1641949792 248 Python RuntimeWarning Uberlauf bei langen Skalaren aufgetreten
unutbu

Hier ist ein Beispiel, das dieselbe Warnung ausgibt:

import numpy as np
np.seterr(all="warn")
A = np.array([10])
a=A[-1]
a**a

ergibt

RuntimeWarning: overflow encountered in long_scalars

Im obigen Beispiel passiert es, weil a ist von dtype int32, und der in an . speicherbare Maximalwert int32 ist 2**31-1. Seit 10**10 > 2**32-1, ergibt die Potenzierung eine Zahl, die größer ist als die, die in an . gespeichert werden kann int32.

Beachten Sie, dass Sie sich nicht darauf verlassen können np.seterr(all="warn") um alle Überlauffehler in numpy abzufangen. Zum Beispiel auf 32-Bit-NumPy

>>> np.multiply.reduce(np.arange(21)+1)
-1195114496

während auf 64-Bit-NumPy:

>>> np.multiply.reduce(np.arange(21)+1)
-4249290049419214848

Beide scheitern ohne Vorwarnung, obwohl es auch an einem Überlauffehler liegt. Die richtige Antwort lautet: 21! gleich

In [47]: import math

In [48]: math.factorial(21)
Out[50]: 51090942171709440000L

Laut numpy-Entwickler Robert Kern,

Im Gegensatz zu echten Gleitkommafehlern (bei denen die Hardware-FPU ein Flag setzt, wenn sie eine atomare Operation mit Überlauf durchführt) müssen wir die Ganzzahlüberlauferkennung selbst implementieren. Wir machen es auf Skalaren, aber nicht auf Arrays, weil es zu langsam wäre, es für jede atomare Operation auf Arrays zu implementieren.

Es liegt also bei Ihnen, das Richtige zu wählen dtypes damit kein Vorgang überläuft.

  • Danke! Wie definiere ich, welchen Dtype ich möchte?

    – timkado

    26. September ’11 um 19:11


  • Sie können die dtype beim Erstellen des numpy-Arrays. In meinem obigen Beispiel können Sie beispielsweise den Überlauffehler vermeiden, indem Sie Folgendes einstellen: A = np.array([10],dtype='int64')

    – unutbu

    26. September ’11 um 19:24

  • Hier ist ein Liste der grundlegenden dtypes.

    – unutbu

    26. September ’11 um 19:26

  • Vielen Dank!!! Ich habe die Variablen AF und RT in float64 umgewandelt: AF = np.float64(AF) und die Warnung ist weg.

    – timkado

    26. September ’11 um 19:50

  • @Zelphir: Danke für den Hinweis.
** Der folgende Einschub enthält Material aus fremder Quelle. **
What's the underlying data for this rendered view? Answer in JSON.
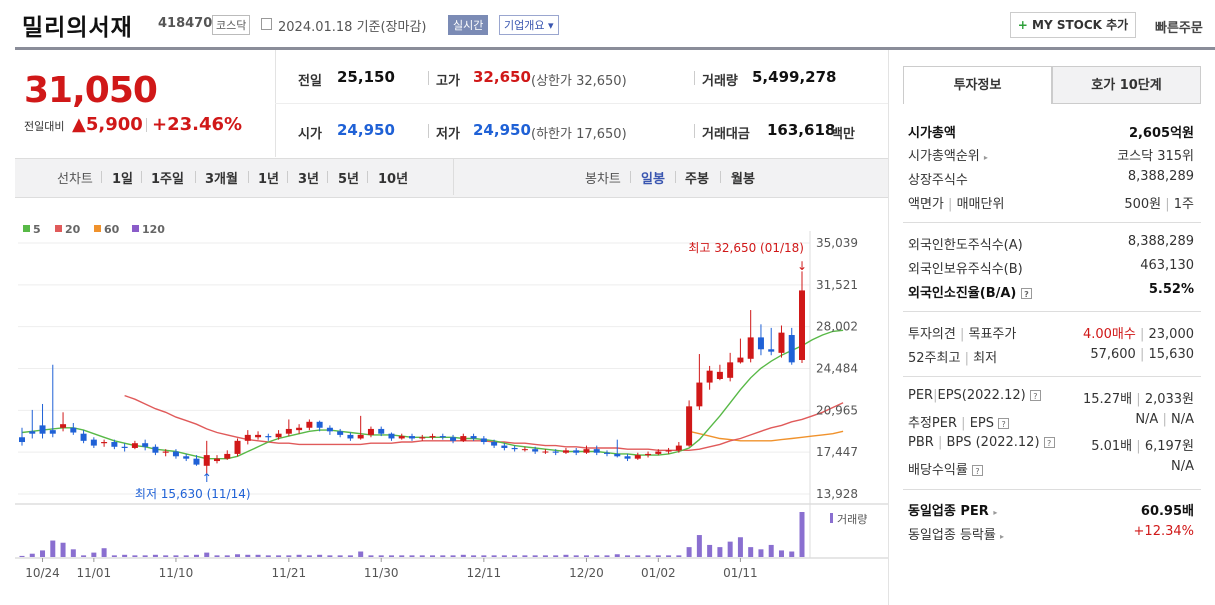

Sie haben Recht – auf 32-Bit-Betriebssystemen np.multiply.reduce(np.arange(17)+1) kehrt zurück -288522240 (ideone-demo), aber auf 64-Bit-Betriebssystemen gibt es die richtige Antwort zurück, 355687428096000. Ich habe das Beispiel im obigen Beitrag geändert in np.multiply.reduce(np.arange(21)+1) die sowohl auf 32-Bit- als auch auf 64-Bit-Betriebssystemen überläuft.

    – unutbu

    14. Januar ’16 um 14:40 Uhr


1641949792 868 Python RuntimeWarning Uberlauf bei langen Skalaren aufgetreten
Khaled

Eine einfache Möglichkeit, dieses Problem zu lösen, ist die Verwendung von 64-Bit-Typ

list = numpy.array(list, dtype=numpy.float64)

.

404180cookie-checkPython RuntimeWarning: Überlauf bei langen Skalaren aufgetreten

This website is using cookies to improve the user-friendliness. You agree by using the website further.